El trabajo infantil está estrictamente controlado, pero aún así, aquí y allá aparecen algunos adolescentes intentando robar un momento de privacidad para tener una chance de encontrar unas migajas de oro. Eluden fácilmente a un puñado de soldados ociosos, que tirados desde una cama en su puesto de control, hacen que controlan lo que no tienen ganas de controlar.
Finalmente, el espacio al que muchos concurren 5 veces al día rigurosamente sin excepciones. La improvisada mezquita construida íntegramente con finas láminas de chapa, es un espacio espiritual con características de horno micro ondas.
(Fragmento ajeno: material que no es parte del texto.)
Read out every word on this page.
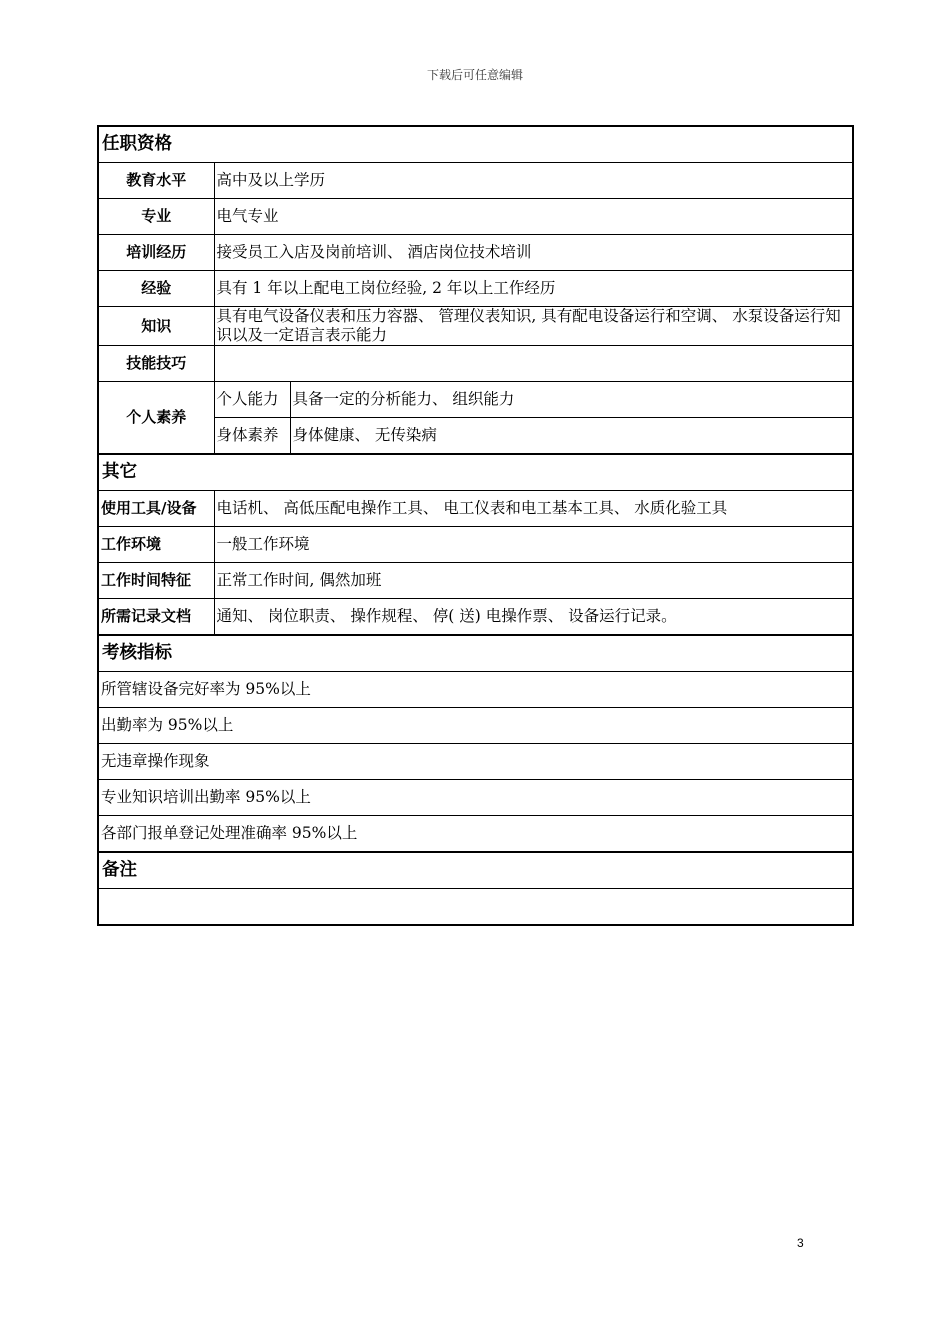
下载后可任意编辑
任职资格		
教育水平	高中及以上学历	
专业	电气专业	
培训经历	接受员工入店及岗前培训、 酒店岗位技术培训	
经验	具有 1 年以上配电工岗位经验, 2 年以上工作经历	
知识	具有电气设备仪表和压力容器、 管理仪表知识, 具有配电设备运行和空调、 水泵设备运行知识以及一定语言表示能力	
技能技巧		
个人素养	个人能力	具备一定的分析能力、 组织能力
	身体素养	身体健康、 无传染病
其它		
使用工具/设备	电话机、 高低压配电操作工具、 电工仪表和电工基本工具、 水质化验工具	
工作环境	一般工作环境	
工作时间特征	正常工作时间, 偶然加班	
所需记录文档	通知、 岗位职责、 操作规程、 停( 送) 电操作票、 设备运行记录。	
考核指标		
所管辖设备完好率为 95%以上		
出勤率为 95%以上		
无违章操作现象		
专业知识培训出勤率 95%以上		
各部门报单登记处理准确率 95%以上		
备注		

3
Allí se congregan quienes encuentran en Allah (Dios) las respuestas que necesitan para seguir día a día luchando por estas migajas de oro. Trabajando duro, desde su lugar en el mundo, el lugar que Dios ha determinado para ellos. No importa cuan duro sea el trabajo, el paraíso espera al final del camino....insha'allah (Si Dios quiere)
A la vista de muchos, esta vida es muy dura, ciertamente lo es a mi parecer también. Sin embargo, fueron las decenas de encuentros durante mi visita las que me dejaron ver una vez más, que muchas veces la manera en la que experimentamos la vida que nos toca, ciertamente depende del modo en el que la miremos. En los diálogos que mantuve, a veces limitados por el idioma, a veces no; en los encuentros y reacciones ante mi presencia, en la predisposición de la mayoría de la gente, en los intercambios verbales o de gestos y miradas; una y otra vez he sentido de la gran mayoría de la gente un espíritu y fortaleza que se sostienen en el estoicismo y no en el lamento, en la entereza y no en el derrumbe, en el espíritu de lucha y no en la resignación, en el buen humor y no en la queja, en la hospitalidad y no en el resentimiento. Finalmente, es en las sonrisas que se dibujan en sus rostros llenos de polvo, cuando se quitan los trapos que los envuelven, donde se encuentra la verdadera lección de vida.